Que faire de notre vulnérabilité ?

Un philosophe plaide pour que le soin des exclus ne se fasse qu'à partir de leur puissance d'agir, pour qu'ils soient non seulement considérés comme des citoyens mais qu'ils exercent un droit de regard sur la citoyenneté.

N’y aurait-il pas de monde commun entre ceux du dedans et ceux du dehors, entre les inclus et les exclus qui n’auraient pas droit de cité ? La question politique de l’exclusion transforme directement ce problème en question sociale : l’exclu est-il encore un citoyen ? D’où la thèse que défend l’auteur : « C’est seulement à la condition de repenser la citoyenneté des exclus que nous pourrons repenser une citoyenneté comme réponse à l’exclusion… La politique ne peut être qu’une réponse à la réalité sociale qui établit sinon une fracture sociale du moins un partage entre un dedans et un dehors, sépare les riches des pauvres, les vies intégrées des précaires…»
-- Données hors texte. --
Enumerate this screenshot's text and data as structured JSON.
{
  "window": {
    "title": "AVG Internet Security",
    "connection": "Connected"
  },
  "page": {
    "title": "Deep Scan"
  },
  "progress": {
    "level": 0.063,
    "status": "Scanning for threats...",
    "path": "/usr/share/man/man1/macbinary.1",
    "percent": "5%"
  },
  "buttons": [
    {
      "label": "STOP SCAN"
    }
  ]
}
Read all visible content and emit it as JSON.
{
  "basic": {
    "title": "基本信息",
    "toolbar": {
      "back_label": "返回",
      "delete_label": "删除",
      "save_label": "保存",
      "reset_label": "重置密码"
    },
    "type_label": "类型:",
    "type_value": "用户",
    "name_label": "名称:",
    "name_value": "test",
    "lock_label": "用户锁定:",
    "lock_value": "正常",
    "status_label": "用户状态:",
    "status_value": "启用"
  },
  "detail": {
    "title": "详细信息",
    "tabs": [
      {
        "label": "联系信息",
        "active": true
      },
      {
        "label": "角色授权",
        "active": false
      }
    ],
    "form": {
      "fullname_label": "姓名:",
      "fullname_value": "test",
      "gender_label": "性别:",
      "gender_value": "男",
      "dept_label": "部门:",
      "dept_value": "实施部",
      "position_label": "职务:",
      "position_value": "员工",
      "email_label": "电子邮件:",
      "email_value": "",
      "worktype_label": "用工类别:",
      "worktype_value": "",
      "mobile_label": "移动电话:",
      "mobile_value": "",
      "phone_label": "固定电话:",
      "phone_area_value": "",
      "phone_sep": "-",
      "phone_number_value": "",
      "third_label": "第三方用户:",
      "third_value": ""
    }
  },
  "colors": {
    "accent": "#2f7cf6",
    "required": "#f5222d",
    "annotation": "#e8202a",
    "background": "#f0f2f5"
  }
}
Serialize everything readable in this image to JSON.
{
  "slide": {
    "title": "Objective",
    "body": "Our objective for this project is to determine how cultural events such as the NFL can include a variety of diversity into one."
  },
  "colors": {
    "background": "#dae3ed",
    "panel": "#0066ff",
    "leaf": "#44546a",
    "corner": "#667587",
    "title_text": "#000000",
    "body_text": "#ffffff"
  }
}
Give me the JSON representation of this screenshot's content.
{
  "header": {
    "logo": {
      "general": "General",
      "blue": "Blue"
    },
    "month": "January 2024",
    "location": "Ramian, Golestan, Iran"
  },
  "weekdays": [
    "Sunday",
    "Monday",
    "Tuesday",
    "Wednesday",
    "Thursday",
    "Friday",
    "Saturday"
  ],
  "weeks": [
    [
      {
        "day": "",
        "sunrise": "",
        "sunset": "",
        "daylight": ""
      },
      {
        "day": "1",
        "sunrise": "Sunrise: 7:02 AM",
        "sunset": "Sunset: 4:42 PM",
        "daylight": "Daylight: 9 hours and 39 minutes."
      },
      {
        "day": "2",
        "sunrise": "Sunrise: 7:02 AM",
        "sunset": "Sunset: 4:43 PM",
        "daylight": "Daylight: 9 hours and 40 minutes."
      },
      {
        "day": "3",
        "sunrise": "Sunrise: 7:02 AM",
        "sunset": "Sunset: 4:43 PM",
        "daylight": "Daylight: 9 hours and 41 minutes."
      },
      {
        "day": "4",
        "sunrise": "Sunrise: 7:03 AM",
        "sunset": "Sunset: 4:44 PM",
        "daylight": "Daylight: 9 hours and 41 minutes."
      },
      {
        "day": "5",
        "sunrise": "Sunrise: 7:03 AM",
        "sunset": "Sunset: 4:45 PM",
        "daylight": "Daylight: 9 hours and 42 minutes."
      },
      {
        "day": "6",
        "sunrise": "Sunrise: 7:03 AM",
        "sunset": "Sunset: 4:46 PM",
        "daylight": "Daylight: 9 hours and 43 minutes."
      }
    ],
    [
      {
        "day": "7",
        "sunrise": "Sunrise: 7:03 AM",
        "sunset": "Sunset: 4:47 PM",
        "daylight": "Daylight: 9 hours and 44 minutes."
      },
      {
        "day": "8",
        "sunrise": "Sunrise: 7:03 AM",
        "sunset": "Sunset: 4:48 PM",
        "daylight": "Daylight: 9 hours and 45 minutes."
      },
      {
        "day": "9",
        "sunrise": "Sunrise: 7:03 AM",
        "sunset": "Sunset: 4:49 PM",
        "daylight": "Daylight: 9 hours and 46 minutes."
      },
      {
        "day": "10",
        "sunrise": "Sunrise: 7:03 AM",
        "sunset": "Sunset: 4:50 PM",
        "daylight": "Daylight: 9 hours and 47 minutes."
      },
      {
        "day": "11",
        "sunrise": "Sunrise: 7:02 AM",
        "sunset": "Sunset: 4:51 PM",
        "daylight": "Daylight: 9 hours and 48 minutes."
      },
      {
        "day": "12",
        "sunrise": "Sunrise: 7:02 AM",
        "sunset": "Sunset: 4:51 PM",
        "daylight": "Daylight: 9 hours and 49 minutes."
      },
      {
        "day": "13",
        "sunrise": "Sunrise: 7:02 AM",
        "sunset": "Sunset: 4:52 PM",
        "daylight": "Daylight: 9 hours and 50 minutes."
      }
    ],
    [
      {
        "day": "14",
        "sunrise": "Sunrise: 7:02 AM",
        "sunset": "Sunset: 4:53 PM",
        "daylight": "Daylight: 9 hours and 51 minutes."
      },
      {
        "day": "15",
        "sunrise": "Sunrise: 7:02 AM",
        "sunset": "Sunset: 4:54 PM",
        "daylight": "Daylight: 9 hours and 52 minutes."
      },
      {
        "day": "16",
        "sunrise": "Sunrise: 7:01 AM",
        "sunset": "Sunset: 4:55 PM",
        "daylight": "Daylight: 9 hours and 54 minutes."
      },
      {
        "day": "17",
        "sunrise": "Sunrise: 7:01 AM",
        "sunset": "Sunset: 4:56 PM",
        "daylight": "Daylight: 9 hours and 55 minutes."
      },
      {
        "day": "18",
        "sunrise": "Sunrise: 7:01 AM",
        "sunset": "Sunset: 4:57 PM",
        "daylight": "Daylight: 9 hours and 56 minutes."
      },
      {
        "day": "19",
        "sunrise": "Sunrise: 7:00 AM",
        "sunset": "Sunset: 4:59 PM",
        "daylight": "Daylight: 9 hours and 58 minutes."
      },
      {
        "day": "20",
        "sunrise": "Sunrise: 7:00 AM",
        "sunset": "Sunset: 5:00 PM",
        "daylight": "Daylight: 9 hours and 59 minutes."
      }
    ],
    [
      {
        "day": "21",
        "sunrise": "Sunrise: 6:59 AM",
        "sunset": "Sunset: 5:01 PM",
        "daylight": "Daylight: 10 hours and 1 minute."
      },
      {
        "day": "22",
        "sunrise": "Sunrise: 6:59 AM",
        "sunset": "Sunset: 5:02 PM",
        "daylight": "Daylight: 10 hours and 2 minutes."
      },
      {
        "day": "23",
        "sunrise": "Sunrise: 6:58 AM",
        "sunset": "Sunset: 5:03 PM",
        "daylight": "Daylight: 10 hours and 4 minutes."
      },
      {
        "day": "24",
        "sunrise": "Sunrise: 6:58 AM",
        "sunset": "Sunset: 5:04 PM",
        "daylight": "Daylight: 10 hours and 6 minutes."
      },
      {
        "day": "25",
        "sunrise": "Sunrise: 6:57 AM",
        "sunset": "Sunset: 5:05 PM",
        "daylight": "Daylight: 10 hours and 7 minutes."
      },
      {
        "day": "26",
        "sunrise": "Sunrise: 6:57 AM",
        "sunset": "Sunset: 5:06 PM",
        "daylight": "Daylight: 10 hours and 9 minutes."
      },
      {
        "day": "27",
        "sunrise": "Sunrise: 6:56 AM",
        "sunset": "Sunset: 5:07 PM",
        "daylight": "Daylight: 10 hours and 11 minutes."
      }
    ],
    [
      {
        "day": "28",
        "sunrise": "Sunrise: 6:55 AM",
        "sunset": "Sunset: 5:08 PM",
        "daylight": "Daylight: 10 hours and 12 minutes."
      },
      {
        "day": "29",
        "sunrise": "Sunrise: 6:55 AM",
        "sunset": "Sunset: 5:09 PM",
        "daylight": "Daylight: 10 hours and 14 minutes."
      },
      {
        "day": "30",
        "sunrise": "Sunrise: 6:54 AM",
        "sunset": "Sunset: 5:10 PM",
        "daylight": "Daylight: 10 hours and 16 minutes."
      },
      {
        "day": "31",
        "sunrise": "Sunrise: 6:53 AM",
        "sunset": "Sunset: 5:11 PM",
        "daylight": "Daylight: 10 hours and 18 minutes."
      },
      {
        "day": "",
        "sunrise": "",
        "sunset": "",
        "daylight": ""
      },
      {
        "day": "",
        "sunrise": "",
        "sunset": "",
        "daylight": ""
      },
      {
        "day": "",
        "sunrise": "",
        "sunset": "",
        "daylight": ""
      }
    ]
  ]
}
Il analyse les normes économiques de l’employabilité et leur violence qui excluent des vies qui ne satisfont pas à la normalité. L’exclu est bien quelqu’un qui a droit de cité et dont l’existence « hors norme » engage une autre compréhension de la cité. Il faut donc se demander quelle doit être la citoyenneté et supprimer ce que l’auteur appelle ses « angles morts » qui occultent l’exclusion.

Mais alors, pouvons-nous parler ou agir au nom des exclus ? Ne peuvent-ils se représenter eux-mêmes ? Parler au nom des autres a-t-il un sens ? Comment redonner voix aux « sans-voix » sans se substituer à eux ? L’auteur choisit : « Parler au nom des autres devient un impératif éthique et politique », et ne peut signifier ni « parler pour les autres, ni parler à la place des autres ». C’est le seul moyen de l’émergence d’un nous et de la mise en commun de la vulnérabilité.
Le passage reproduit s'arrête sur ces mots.